One has beliefs re: what the transcribing scholar sees on the page, e.g., in terms of what to encode and what’s been decoded or deciphered; there’s an authorial reference point (normalization, etc.); there’s beliefs about textual genres, expressing disciplinary perspectives, and how a text is related to other texts; and one wants to express certain intentions via interface design decisions (how one may sort data, e.g.). The front end is, in a way, the focal point for how a project’s editorial perspective (or perspectives) constrains the user’s experience.

Does a library intend to ingest a collection, versus does a library want only to ingest a collection’s objects: the answer depends on how the library positions itself—as publisher (who can repurpose materials later) or as purveyor / curator (who transmits materials in the form in which they reached the library). What sort of responsibility does a library have, and to what extent are the intentions themselves recorded in a way that can be studied?

Interesting effects from this undertaking from a TEI perspective: the information design that enables such distinctions is useful. (One does want to distinguish products of scholarship from raw materials, as it were, as part of a collection’s structure.)

Several possible models: data-only approach—library ignores the work scholars have done to coordinate files and merely sweeps everything into a digital storage-and-service area; data and connections approach—data are of primary importance but connections amongst digital objects are vital; data connections and interface approach—interface is primary, so ingest entire thing as it’s purveyed as well as the back-end connections.

The area that most needs work is how scholarly decisions and shaping of a collection are documented.
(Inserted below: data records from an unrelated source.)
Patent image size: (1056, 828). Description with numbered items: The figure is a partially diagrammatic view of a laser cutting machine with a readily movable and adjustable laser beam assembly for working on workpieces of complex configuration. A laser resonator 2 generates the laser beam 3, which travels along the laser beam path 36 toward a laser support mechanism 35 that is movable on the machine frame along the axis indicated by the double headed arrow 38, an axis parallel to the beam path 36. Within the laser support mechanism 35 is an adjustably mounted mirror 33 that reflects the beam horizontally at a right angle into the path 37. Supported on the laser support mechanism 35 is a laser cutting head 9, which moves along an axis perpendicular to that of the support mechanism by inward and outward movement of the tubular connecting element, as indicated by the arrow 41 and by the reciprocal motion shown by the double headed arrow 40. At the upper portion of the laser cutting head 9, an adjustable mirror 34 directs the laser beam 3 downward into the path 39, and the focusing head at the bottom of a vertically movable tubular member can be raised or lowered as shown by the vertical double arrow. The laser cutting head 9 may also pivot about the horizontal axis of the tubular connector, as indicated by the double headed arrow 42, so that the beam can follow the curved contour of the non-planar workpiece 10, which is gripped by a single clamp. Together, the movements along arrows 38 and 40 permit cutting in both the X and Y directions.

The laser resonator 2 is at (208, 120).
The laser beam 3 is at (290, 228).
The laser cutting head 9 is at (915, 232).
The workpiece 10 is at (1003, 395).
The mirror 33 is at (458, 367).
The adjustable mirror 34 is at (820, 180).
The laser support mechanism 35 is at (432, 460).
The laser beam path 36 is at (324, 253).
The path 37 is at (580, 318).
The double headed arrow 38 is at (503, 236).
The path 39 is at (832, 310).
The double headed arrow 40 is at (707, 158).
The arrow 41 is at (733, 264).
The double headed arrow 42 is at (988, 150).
Things are “trapped” in XSLT or CSS rather than recorded outright.


T. Catapano’s focus: handing off Whitman Archive [or setting things up for handoff?] to be included in external repositories—could screen scrape 😛 (as Internet Archive does) or address digital objects directly. For the latter one wants to use METS. A digital object is (inter alia) a surrogate of a physical document or conceptual entity; it has sufficient integrity and independent significance to be manipulated, referred to, or recontextualized usefully outside of the Archive’s configuration. The Whitman Archive contains multiple file types: TEI / TEIlike transcriptions, TIFF images, XHTML, “digital mortar” (CSS, XSLT, thumbnails, branding / presentation aspects, etc.), bibliography, database, and so on; these have various relationships, explicit as well as implied.

[Catapano talked through which parts of METS deal with which types of md (object itself, its source, technical and rights md, etc.), which I haven’t recorded.] The Archive itself is being treated as an object…. Then one records decisions, vocabularies, an example instance, and so on in a METS profile. Issues: ID/IDREF mechanism is ambiguous; XML hierarchies are ambiguous and limited (how are two items in a list related to one another, if at all? should be able to express it formally); relationships are bidirectional (if something is a child, one can say it is but it’s harder to point back up at a parent); how does one determine the adequacy of one’s md?; need to settle protocols for updates.


D. Pitti talked about UVa’s experience of taking the Whitman Archive METS files and trying to map them to a submission information package (ingest into Fedora). Technical feasiblity is not the same thing as economic feasibility; even where we can do things, the costs sometimes prohibit implementation, esp. re: “digital mortar,” which is difficult to collect [in the library sense of “collect”]. In mapping, UVa has made primarily economic decisions for what’s sustainable, so they’ve limited the number of profiles and objects that may come in. Over time Pitti hopes we can tame the complexity of these undertakings to increase economic viability. Final question: how do we continue to provide access without reprogramming continually?


Q&A (partial): Mandell commented on NINES and the Poetess project; Catapano replied that the Whitman mapping attempts a richer sort of preservation; Barney noted a tension in giving NINES the kinds of things they want versus not being able to preserve the things they aren’t prepared to take.